The other day, I put the bag with the tall, thin, metal sign I was carrying (think Stop sign material) on the sidewalk and crouched down to pick up something. Moving quickly, I bent over and the sign drove straight into my neck. I jolted back up as my eyes watered before I could process where the pain was coming from. I tried to mutter out a few words to my friend but truly felt unable to breathe for several seconds.
I ran my fingers across my neck, grateful for no broken skin, and wiped my eyes. I explained what had happened to my companions and we went about our day.
About an hour later, I found myself still holding onto my neck, and gently massaging the area of impact. We all decided that it was going to be a pretty solid bruise and that I was lucky it was turtleneck season.

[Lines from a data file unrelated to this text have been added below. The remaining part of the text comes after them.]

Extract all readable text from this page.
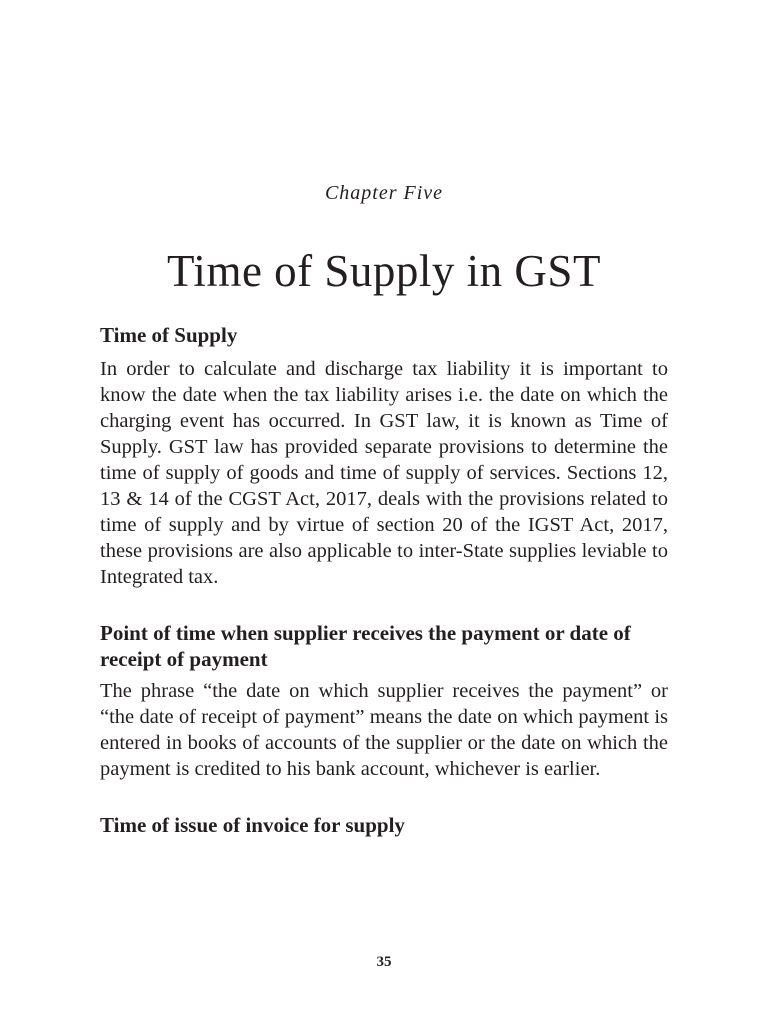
Chapter Five
Time of Supply in GST
Time of Supply

In order to calculate and discharge tax liability it is important to know the date when the tax liability arises i.e. the date on which the charging event has occurred. In GST law, it is known as Time of Supply. GST law has provided separate provisions to determine the time of supply of goods and time of supply of services. Sections 12, 13 & 14 of the CGST Act, 2017, deals with the provisions related to time of supply and by virtue of section 20 of the IGST Act, 2017, these provisions are also applicable to inter-State supplies leviable to Integrated tax.

Point of time when supplier receives the payment or date of receipt of payment

The phrase “the date on which supplier receives the payment” or “the date of receipt of payment” means the date on which payment is entered in books of accounts of the supplier or the date on which the payment is credited to his bank account, whichever is earlier.

Time of issue of invoice for supply
35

That night, as I tried to sleep, I felt the lingering ache and anticipated what would meet me in the mirror in the morning.
The next day, nothing. I could feel the swelling and tenderness of my neck but from all outward appearances, I was absolutely fine.

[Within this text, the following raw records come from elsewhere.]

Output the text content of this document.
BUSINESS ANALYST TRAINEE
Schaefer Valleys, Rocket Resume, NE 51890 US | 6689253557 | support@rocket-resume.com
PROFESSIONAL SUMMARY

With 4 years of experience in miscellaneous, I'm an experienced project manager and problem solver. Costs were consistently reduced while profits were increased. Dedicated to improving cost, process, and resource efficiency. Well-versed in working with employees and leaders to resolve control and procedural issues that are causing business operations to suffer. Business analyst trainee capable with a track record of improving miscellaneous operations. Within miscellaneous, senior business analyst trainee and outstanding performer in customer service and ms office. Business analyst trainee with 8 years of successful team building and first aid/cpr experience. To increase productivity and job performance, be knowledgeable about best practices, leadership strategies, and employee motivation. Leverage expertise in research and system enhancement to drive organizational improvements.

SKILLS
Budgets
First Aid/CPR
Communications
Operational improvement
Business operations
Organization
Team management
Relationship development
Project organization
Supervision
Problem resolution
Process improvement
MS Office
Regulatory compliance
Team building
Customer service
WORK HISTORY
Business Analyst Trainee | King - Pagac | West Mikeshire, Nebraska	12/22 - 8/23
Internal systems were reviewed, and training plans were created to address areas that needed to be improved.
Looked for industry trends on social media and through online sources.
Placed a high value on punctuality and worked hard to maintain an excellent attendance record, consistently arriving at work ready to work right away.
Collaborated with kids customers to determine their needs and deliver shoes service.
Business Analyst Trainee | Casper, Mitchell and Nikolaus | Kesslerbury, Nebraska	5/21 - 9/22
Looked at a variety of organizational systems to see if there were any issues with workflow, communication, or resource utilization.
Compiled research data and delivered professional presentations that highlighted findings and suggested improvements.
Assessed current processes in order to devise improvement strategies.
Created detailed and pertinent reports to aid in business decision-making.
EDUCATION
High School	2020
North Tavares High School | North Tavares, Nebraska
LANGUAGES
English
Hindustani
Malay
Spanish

We were all shocked there was no obvious mark and commented so.
But I knew that it still hurt.
I’ve been thinking about this a lot since then—about how something can be deeply painful and non-apparent at the same time. I thought about how, in some poetic metaphor that I’ve not yet to fully work out, it hurts more when I laugh.
At the end of the day, though, it leaves me with an important reminder. We can’t always see each other’s hurts. But we can work on love. And we can learn to be a little more careful with big metal signs.